[erlang-questions] Sets, ordsets, gb_sets, sofs. What is going on?
Fri Mar 26 13:20:11 CET 2010
2010/3/26 Björn Gustavsson <>
> On Thu, Mar 25, 2010 at 10:59 PM, Fred Hebert <> wrote:
> If something is to be included in the documentation, it must be well
> researched and any recommendations should be based on benchmarks
> results (not on intuition or folklore).
Yes, of course. I would have thought there was some rationale behind having
the four modules - that people would not reinvent the wheel for the sake of
it. This is partially what I am after.

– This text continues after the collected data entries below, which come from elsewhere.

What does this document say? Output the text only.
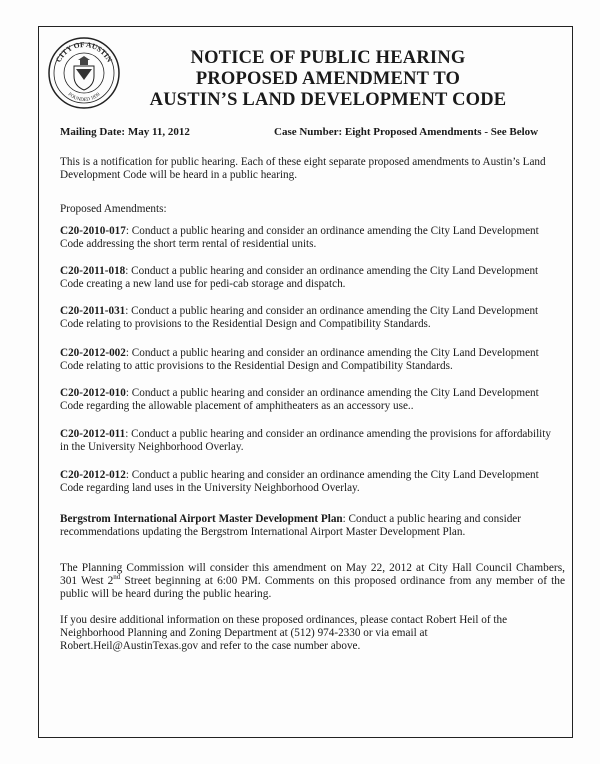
CITY OF AUSTIN
FOUNDED 1839
NOTICE OF PUBLIC HEARING
PROPOSED AMENDMENT TO
AUSTIN’S LAND DEVELOPMENT CODE
Mailing Date: May 11, 2012	Case Number: Eight Proposed Amendments - See Below
This is a notification for public hearing. Each of these eight separate proposed amendments to Austin’s Land Development Code will be heard in a public hearing.
Proposed Amendments:
C20-2010-017: Conduct a public hearing and consider an ordinance amending the City Land Development Code addressing the short term rental of residential units.
C20-2011-018: Conduct a public hearing and consider an ordinance amending the City Land Development Code creating a new land use for pedi-cab storage and dispatch.
C20-2011-031: Conduct a public hearing and consider an ordinance amending the City Land Development Code relating to provisions to the Residential Design and Compatibility Standards.
C20-2012-002: Conduct a public hearing and consider an ordinance amending the City Land Development Code relating to attic provisions to the Residential Design and Compatibility Standards.
C20-2012-010: Conduct a public hearing and consider an ordinance amending the City Land Development Code regarding the allowable placement of amphitheaters as an accessory use..
C20-2012-011: Conduct a public hearing and consider an ordinance amending the provisions for affordability in the University Neighborhood Overlay.
C20-2012-012: Conduct a public hearing and consider an ordinance amending the City Land Development Code regarding land uses in the University Neighborhood Overlay.
Bergstrom International Airport Master Development Plan: Conduct a public hearing and consider recommendations updating the Bergstrom International Airport Master Development Plan.
The Planning Commission will consider this amendment on May 22, 2012 at City Hall Council Chambers, 301 West 2nd Street beginning at 6:00 PM. Comments on this proposed ordinance from any member of the public will be heard during the public hearing.
If you desire additional information on these proposed ordinances, please contact Robert Heil of the Neighborhood Planning and Zoning Department at (512) 974-2330 or via email at Robert.Heil@AustinTexas.gov and refer to the case number above.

I'm not advocating putting unverified
claims in the documentation -- if there were any author associated with
these modules, I'd have rather contacted them directly to know the details.

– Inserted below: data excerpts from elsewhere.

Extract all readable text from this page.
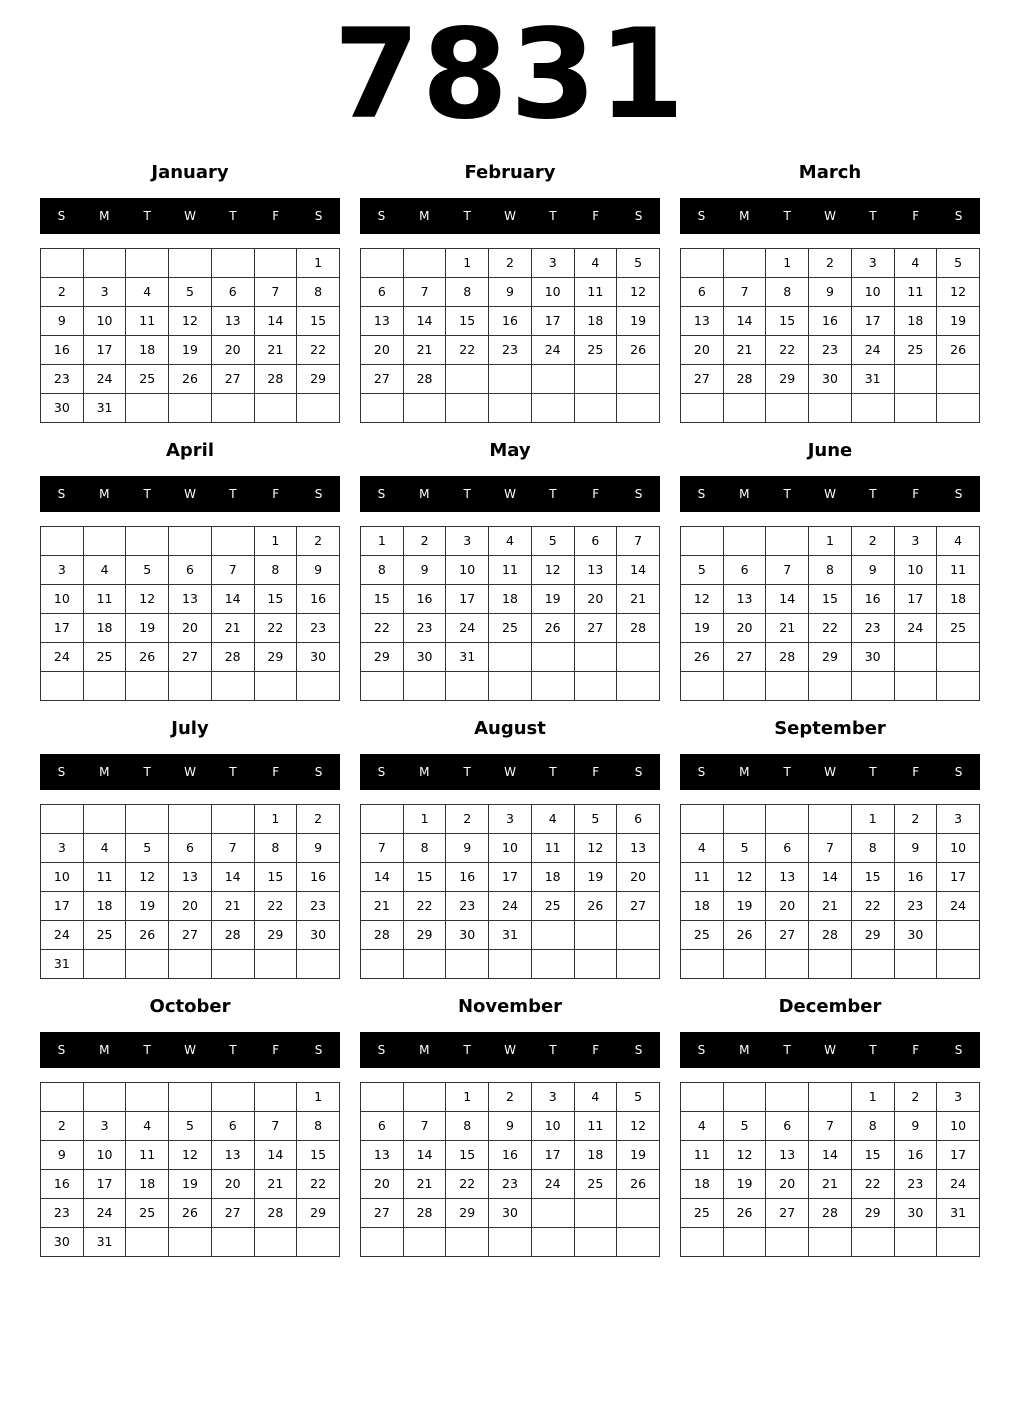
7831
January
S	M	T	W	T	F	S
						1
2	3	4	5	6	7	8
9	10	11	12	13	14	15
16	17	18	19	20	21	22
23	24	25	26	27	28	29
30	31					
February
S	M	T	W	T	F	S
		1	2	3	4	5
6	7	8	9	10	11	12
13	14	15	16	17	18	19
20	21	22	23	24	25	26
27	28					

March
S	M	T	W	T	F	S
		1	2	3	4	5
6	7	8	9	10	11	12
13	14	15	16	17	18	19
20	21	22	23	24	25	26
27	28	29	30	31		

April
S	M	T	W	T	F	S
					1	2
3	4	5	6	7	8	9
10	11	12	13	14	15	16
17	18	19	20	21	22	23
24	25	26	27	28	29	30

May
S	M	T	W	T	F	S
1	2	3	4	5	6	7
8	9	10	11	12	13	14
15	16	17	18	19	20	21
22	23	24	25	26	27	28
29	30	31				

June
S	M	T	W	T	F	S
			1	2	3	4
5	6	7	8	9	10	11
12	13	14	15	16	17	18
19	20	21	22	23	24	25
26	27	28	29	30		

July
S	M	T	W	T	F	S
					1	2
3	4	5	6	7	8	9
10	11	12	13	14	15	16
17	18	19	20	21	22	23
24	25	26	27	28	29	30
31						
August
S	M	T	W	T	F	S
	1	2	3	4	5	6
7	8	9	10	11	12	13
14	15	16	17	18	19	20
21	22	23	24	25	26	27
28	29	30	31			

September
S	M	T	W	T	F	S
				1	2	3
4	5	6	7	8	9	10
11	12	13	14	15	16	17
18	19	20	21	22	23	24
25	26	27	28	29	30	

October
S	M	T	W	T	F	S
						1
2	3	4	5	6	7	8
9	10	11	12	13	14	15
16	17	18	19	20	21	22
23	24	25	26	27	28	29
30	31					
November
S	M	T	W	T	F	S
		1	2	3	4	5
6	7	8	9	10	11	12
13	14	15	16	17	18	19
20	21	22	23	24	25	26
27	28	29	30			

December
S	M	T	W	T	F	S
				1	2	3
4	5	6	7	8	9	10
11	12	13	14	15	16	17
18	19	20	21	22	23	24
25	26	27	28	29	30	31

Maybe I should have taken a look at the commit logs.
> Here are some rules of thumb based on my own experience and
> measurements of various operations in the Wings3D application. Note
> that the type of the data and the size of the process heap can influence
> the results, so if you are writing a time-critical application, you should
> your own measurements.
> Anyway, my recommendation is to use the gb_sets module in most
> circumstances. gb_sets has the following properties:
> 1. Creating a gb_set from a list is very fast, as is converting a
> gb_set to to a sorted list. That means that if you need to process
> the set using sofs or your own code, you don't have to be afraid
> of converting between representations.
> 2. Incrementally constructing a gb_set by adding one element
> at the time is also fast (but not as fast doing gb_sets:from_list/1).
> As far as I know (I haven't done measurements), incrementally
> building up a gb_set is faster than incrementally building a
> 'sets' set.
Thanks for the reply. It sounds pretty much like the differences I
benchmarked between gb_trees and the dict module (the comments mention
they're based on the same respective algorithms, so it makes sense) -- dicts
are faster on reads, while gb_trees are faster on most other operations.
> The ordsets module is useful if you'll need a known representation
> that you can process with your own code without conversion and/or
> the sets are very small.
Oh, good to know. I tend to treat most datatypes as opaque. I guess it is
wanted that ordsets makes it easy to operate with lists and whatnot.
> If your set must use the '=:=' operator, 'sets' is the only module
> you can use. Also, test for membership will probably be faster
> with 'sets' if the set has many elements. But note that
> sets:from_list/1 is not any faster than incrementally
> inserting one element at a time into an initially empty set,
> and is much slower than gb_sets:from_list/1.
> Björn Gustavsson, Erlang/OTP, Ericsson AB
Thanks for your reply, much appreciated.